The campaign for Paffrath is gaining traction. He’s being included in a discussion for the first time. He’ll appear alongside three Republican hopefuls on Wednesday: former San Diego Mayor Kevin Faulconer, Assemblyman Kevin Kiley, and businessman John Cox, all of whom lost to Newsom in a landslide election in 2018.
All debates have been missed by Newsom and Republican front-runner and talk show personality Larry Elder.
Paffrath’s first venture into politics is the recall campaign. In 2018, he didn’t even vote, which he now admits was a mistake.
Paffrath, his wife Lauren, and their two boys, aged 3 and 5, reside in Ventura. Lauren and Paffrath met on a high school trip to Paris, but their romance struck a hitch when Lauren moved to Southern California and Paffrath moved to Florida. He ultimately went to California for his senior year and lived with her family, then remained and started a real estate business with his wife’s father’s assistance. According to Paffrath, he and his wife have amassed at least $15 million in assets.
Father-in-law Paffrath mastered the ropes of the real estate industry, according to Bill Stewart, and soon rose to become one of Ventura County’s top brokers.
Stewart stated, “He mixes intellect with a great work ethic.” “He picks things up fast and is always researching to obtain the best results.”
Paffrath currently owns a large number of properties across Ventura County. He began his YouTube account by making videos criticizing other people’s real estate advice, and he soon gained a following.
Following his election as governor, he now hopes to capitalize on it. If elected, Newsom plans to concentrate on homelessness, which he named as his top concern before the epidemic struck but has only become worse since then.

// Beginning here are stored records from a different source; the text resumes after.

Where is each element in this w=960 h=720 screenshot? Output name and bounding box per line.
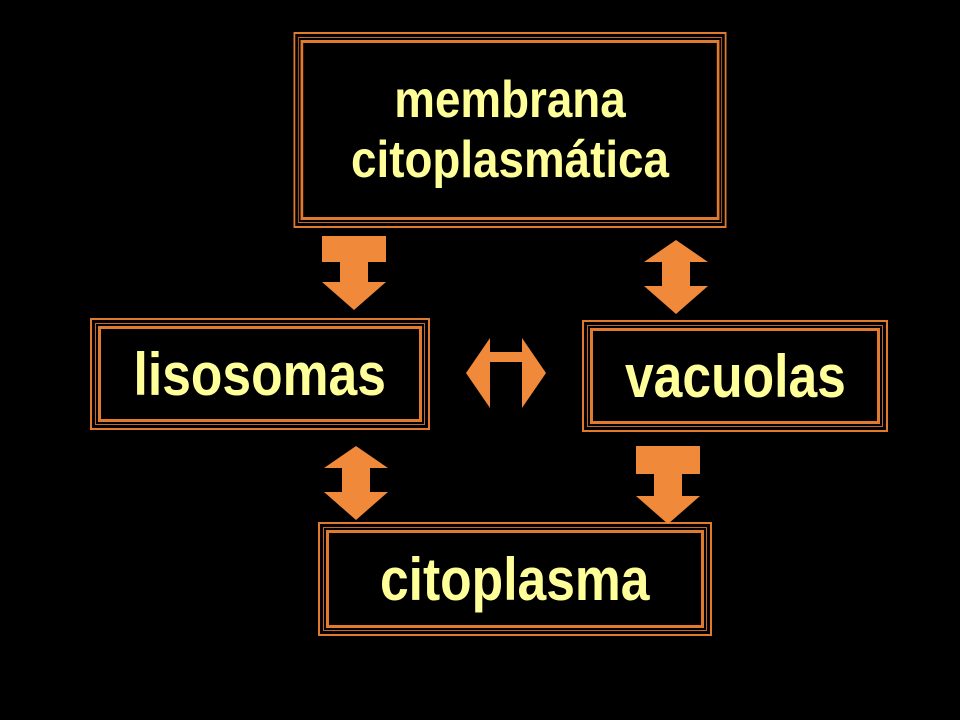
- arrow-vacuolas-citoplasma: [636, 446, 700, 524]
- node-membrana-citoplasmatica: membrana citoplasmática: [297, 37, 723, 223]
- arrow-lisosomas-vacuolas: [466, 338, 546, 408]
- node-membrana-line1: membrana: [394, 71, 626, 129]
- node-lisosomas-label: lisosomas: [133, 340, 387, 408]
- arrow-membrana-vacuolas-shape: [644, 240, 708, 314]
- arrow-lisosomas-citoplasma-shape: [324, 446, 388, 520]
- node-vacuolas: vacuolas: [587, 325, 883, 427]
- arrow-membrana-lisosomas-shape: [322, 236, 386, 310]
- node-lisosomas: lisosomas: [95, 323, 425, 425]
- arrow-vacuolas-citoplasma-shape: [636, 446, 700, 524]
- arrow-membrana-vacuolas: [644, 240, 708, 314]
- node-membrana-line2: citoplasmática: [351, 131, 669, 189]
- node-citoplasma-label: citoplasma: [380, 545, 650, 613]
- arrow-lisosomas-citoplasma: [324, 446, 388, 520]
- arrow-membrana-lisosomas: [322, 236, 386, 310]
- node-vacuolas-label: vacuolas: [624, 342, 846, 410]
- node-citoplasma: citoplasma: [323, 527, 707, 631]
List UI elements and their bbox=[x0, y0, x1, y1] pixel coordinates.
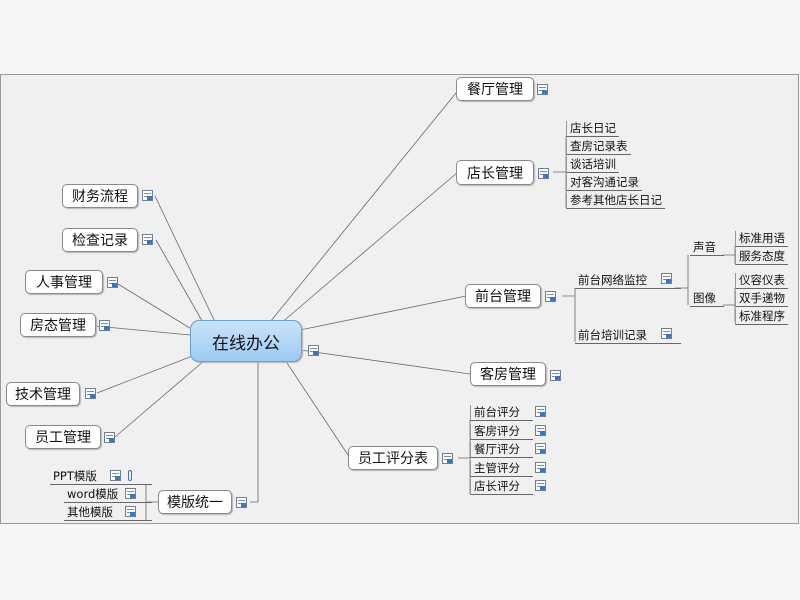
branch-moban[interactable]: 模版统一 bbox=[158, 490, 232, 514]
note-icon[interactable] bbox=[535, 406, 546, 417]
leaf-dianzhang-riji[interactable]: 店长日记 bbox=[566, 121, 619, 137]
note-icon[interactable] bbox=[538, 168, 549, 179]
branch-renshi[interactable]: 人事管理 bbox=[25, 270, 103, 294]
leaf-duike[interactable]: 对客沟通记录 bbox=[566, 175, 642, 191]
note-icon[interactable] bbox=[125, 488, 136, 499]
note-icon[interactable] bbox=[85, 388, 96, 399]
branch-jishu[interactable]: 技术管理 bbox=[6, 382, 80, 406]
leaf-tuxiang[interactable]: 图像 bbox=[690, 291, 724, 307]
branch-canting[interactable]: 餐厅管理 bbox=[456, 77, 534, 101]
note-icon[interactable] bbox=[545, 291, 556, 302]
note-icon[interactable] bbox=[661, 273, 672, 284]
leaf-cankao[interactable]: 参考其他店长日记 bbox=[566, 193, 665, 209]
paperclip-icon[interactable] bbox=[128, 470, 132, 481]
note-icon[interactable] bbox=[535, 462, 546, 473]
leaf-tanhua[interactable]: 谈话培训 bbox=[566, 157, 619, 173]
note-icon[interactable] bbox=[107, 277, 118, 288]
leaf-chafang[interactable]: 查房记录表 bbox=[566, 139, 631, 155]
leaf-word-moban[interactable]: word模版 bbox=[64, 487, 152, 503]
note-icon[interactable] bbox=[535, 443, 546, 454]
branch-caiwu[interactable]: 财务流程 bbox=[62, 184, 138, 208]
leaf-qiantai-wangluo[interactable]: 前台网络监控 bbox=[575, 273, 681, 289]
branch-dianzhang[interactable]: 店长管理 bbox=[456, 160, 534, 185]
note-icon[interactable] bbox=[110, 470, 121, 481]
leaf-fuwu-taidu[interactable]: 服务态度 bbox=[735, 249, 788, 265]
branch-jiancha[interactable]: 检查记录 bbox=[62, 228, 138, 252]
branch-yuangong[interactable]: 员工管理 bbox=[25, 425, 101, 449]
leaf-biaozhun-yongyu[interactable]: 标准用语 bbox=[735, 231, 788, 247]
note-icon[interactable] bbox=[99, 320, 110, 331]
leaf-zhuguan-pingfen[interactable]: 主管评分 bbox=[470, 461, 533, 477]
leaf-ppt-moban[interactable]: PPT模版 bbox=[50, 469, 152, 485]
leaf-shuangshou[interactable]: 双手递物 bbox=[735, 291, 788, 307]
branch-yuangong-pingfen[interactable]: 员工评分表 bbox=[348, 446, 438, 470]
center-topic[interactable]: 在线办公 bbox=[190, 320, 302, 362]
leaf-canting-pingfen[interactable]: 餐厅评分 bbox=[470, 442, 533, 458]
note-icon[interactable] bbox=[142, 190, 153, 201]
note-icon[interactable] bbox=[537, 84, 548, 95]
note-icon[interactable] bbox=[535, 425, 546, 436]
leaf-rongyi[interactable]: 仪容仪表 bbox=[735, 273, 788, 289]
note-icon[interactable] bbox=[442, 453, 453, 464]
leaf-kefang-pingfen[interactable]: 客房评分 bbox=[470, 424, 533, 440]
leaf-qiantai-peixun[interactable]: 前台培训记录 bbox=[575, 328, 681, 344]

Paffrath said that he would utilize his emergency powers to construct 80 shelters that would provide on-site drug addiction treatment, mental health care, and educational assistance, as well as food and showers. While they’re being built, he’ll send out the National Guard to assist homeless people on the streets by handing them goods and constructing makeshift restrooms.
No one would be permitted to sleep on the streets until the shelters are up and operating, which he estimates would take around 60 days. He sees ambulances picking up individuals on the streets late at night and transporting them to shelters or assisting them in receiving medical treatment, but he insists that no one will be jailed.
There are about 160,000 homeless individuals in California, and politicians and community organizations have battled for years to develop legislative answers. Shelters have proved to be inadequate as a source of assistance.
Paffrath, on the other hand, believes that his approach will help lawmakers move forward on other issues, such as a broad infrastructure plan that would include building a pipeline to the Mississippi River for a new source of water and underground tunnels to relieve traffic congestion, an idea championed by billionaire Elon Musk.
He also proposes offering interested people $2,000 each month to attend “future schools,” where they may acquire high-paying professions like computer programming or electrical engineering.
Paffrath believes he has been unjustly stymied by the Democratic Party’s message to simply vote no on the recall and not to nominate a replacement candidate. According to him, this may lead to the election of a conservative Republican governor. Newsom’s campaign, according to Paffrath, should promote his candidacy as a credible backup.
He speculated, “Perhaps they’ll be too arrogant to do it.” “However, it would be extremely wise of them to do so.”